PRELIMINARY STATEMENT OF FACTS:
A. Borrower has heretofore executed and delivered to Lender that certain Revolving Promissory Note, dated February 3, 2015 (“Note”),
evidencing a loan (“Loan”) in the original principal amount of $200,000.00. The current principal balance of the Note prior to the Modification (as defined
below) is $191,793.51. Immediately after the Modification the total principal available under the Note will be $300,000.00.
B. In connection with the Loan, Borrower executed and delivered to Lender that certain Revolving Loan Agreement, dated February 3, 2015
(“Loan Agreement”), which terms govern Lender’s commitment to lend and Borrower’s ability to borrower under the Loan.

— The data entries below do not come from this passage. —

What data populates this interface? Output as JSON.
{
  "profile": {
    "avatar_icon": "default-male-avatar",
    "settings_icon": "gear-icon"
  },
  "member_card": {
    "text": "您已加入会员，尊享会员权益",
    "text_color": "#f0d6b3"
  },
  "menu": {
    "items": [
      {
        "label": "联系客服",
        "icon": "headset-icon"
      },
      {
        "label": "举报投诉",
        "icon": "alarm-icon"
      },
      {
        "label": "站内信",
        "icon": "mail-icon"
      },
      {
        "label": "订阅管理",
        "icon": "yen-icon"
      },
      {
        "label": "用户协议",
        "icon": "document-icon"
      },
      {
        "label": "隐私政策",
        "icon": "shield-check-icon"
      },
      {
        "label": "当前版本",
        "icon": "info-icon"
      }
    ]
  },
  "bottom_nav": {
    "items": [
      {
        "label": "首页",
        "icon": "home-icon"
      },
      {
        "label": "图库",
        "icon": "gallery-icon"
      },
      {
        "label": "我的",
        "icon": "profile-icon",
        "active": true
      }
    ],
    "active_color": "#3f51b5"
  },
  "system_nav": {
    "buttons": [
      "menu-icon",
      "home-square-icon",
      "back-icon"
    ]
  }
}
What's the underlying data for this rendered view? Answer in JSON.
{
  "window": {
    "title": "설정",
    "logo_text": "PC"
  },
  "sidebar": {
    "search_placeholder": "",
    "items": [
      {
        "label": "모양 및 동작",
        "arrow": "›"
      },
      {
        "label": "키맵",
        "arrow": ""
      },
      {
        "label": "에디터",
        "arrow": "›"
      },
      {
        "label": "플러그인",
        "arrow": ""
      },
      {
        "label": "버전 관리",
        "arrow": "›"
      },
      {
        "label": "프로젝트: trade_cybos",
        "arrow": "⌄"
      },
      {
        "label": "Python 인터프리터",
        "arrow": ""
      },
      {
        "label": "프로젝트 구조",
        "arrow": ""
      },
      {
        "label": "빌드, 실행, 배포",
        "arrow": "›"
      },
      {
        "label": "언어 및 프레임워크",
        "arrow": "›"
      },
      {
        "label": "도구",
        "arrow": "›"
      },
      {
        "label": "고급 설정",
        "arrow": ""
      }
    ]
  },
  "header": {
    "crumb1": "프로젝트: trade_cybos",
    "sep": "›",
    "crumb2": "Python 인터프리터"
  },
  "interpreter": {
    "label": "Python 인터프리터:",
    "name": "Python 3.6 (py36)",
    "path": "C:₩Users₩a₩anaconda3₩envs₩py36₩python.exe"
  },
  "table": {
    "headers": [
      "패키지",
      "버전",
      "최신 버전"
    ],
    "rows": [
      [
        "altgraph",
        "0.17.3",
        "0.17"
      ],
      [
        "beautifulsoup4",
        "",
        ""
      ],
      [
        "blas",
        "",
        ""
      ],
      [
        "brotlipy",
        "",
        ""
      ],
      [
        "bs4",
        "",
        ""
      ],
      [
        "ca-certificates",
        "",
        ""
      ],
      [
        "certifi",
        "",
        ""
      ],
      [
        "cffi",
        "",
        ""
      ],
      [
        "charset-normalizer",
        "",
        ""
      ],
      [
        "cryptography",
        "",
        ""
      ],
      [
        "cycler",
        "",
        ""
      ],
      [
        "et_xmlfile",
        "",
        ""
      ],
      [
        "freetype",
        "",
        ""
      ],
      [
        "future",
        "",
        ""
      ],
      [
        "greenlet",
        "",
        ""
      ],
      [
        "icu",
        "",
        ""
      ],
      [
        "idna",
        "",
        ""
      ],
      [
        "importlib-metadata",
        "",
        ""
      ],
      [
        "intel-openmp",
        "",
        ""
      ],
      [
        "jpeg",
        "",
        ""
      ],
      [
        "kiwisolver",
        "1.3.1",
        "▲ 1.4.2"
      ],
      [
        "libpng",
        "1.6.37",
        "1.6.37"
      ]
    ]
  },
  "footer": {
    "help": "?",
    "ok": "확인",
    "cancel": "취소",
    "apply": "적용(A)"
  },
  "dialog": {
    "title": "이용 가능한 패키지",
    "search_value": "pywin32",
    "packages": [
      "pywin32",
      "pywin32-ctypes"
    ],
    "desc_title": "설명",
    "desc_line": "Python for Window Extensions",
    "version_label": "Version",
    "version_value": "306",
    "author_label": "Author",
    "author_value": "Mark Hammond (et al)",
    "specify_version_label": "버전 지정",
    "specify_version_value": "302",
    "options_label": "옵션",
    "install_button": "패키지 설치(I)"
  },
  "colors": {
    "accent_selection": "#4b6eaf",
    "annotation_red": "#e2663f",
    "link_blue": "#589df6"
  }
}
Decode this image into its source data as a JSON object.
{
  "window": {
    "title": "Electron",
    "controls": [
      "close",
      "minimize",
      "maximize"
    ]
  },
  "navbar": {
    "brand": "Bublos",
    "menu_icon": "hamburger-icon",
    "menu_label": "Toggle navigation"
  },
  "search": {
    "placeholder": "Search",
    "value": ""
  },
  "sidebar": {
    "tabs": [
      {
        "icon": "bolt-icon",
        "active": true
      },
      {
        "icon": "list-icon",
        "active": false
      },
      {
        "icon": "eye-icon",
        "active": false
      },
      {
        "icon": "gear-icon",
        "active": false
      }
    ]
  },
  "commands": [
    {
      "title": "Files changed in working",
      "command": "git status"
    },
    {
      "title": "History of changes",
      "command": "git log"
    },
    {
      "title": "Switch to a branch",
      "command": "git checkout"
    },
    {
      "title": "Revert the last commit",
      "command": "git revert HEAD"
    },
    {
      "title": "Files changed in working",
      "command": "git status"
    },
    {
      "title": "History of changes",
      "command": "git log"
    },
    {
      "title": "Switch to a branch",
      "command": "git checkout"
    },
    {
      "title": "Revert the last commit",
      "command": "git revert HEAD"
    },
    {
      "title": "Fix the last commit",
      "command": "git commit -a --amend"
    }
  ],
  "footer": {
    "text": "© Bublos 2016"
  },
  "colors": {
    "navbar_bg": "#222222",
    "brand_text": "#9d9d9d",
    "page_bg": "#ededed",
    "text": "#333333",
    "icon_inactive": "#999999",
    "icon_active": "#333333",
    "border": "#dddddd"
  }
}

C. Repayment of the Note, to the extent advanced by Lender is secured by all of Borrower’s accounts and other rights to payment, inventory,
equipment, instruments, general intangibles, deposit accounts, and other assets (“Collateral”), described in more detail in the Commercial Security
Agreement, dated March 10, 2006 (“Security Agreement”), executed by Borrower in favor of Vermillion State Bank, which was subsequently assigned to
Lender on November 21, 2014. The Security Agreement, and all preceding and subsequent security agreements executed by Borrower in favor of Lender or
Vermillion State Bank, Lender’s predecessor in title, were and are perfected by the UCC-1 Financing Statement originally filed with the Minnesota Secretary
of State on December 10, 1998, filing number 2089800; and the continuation filed on September 29, 2003, filing number 2003888914; and the amendment
and continuation both filed on August 25, 2008, filing numbers 20081297350 and 20081297347, respectively; and the amendment filed on January 7, 2011,
filing number 20112271998; and the continuation filed on October 17, 2013, filing number 20133419570; and the amendment filed on December 8, 2014,
filing number 798191000025.
D. The Note, the Security Agreement, and the Loan Agreement, and all other instruments or documents evidencing or securing the Loan or
otherwise executed or delivered in connection therewith, shall be collectively referred to herein as the “Loan Documents.”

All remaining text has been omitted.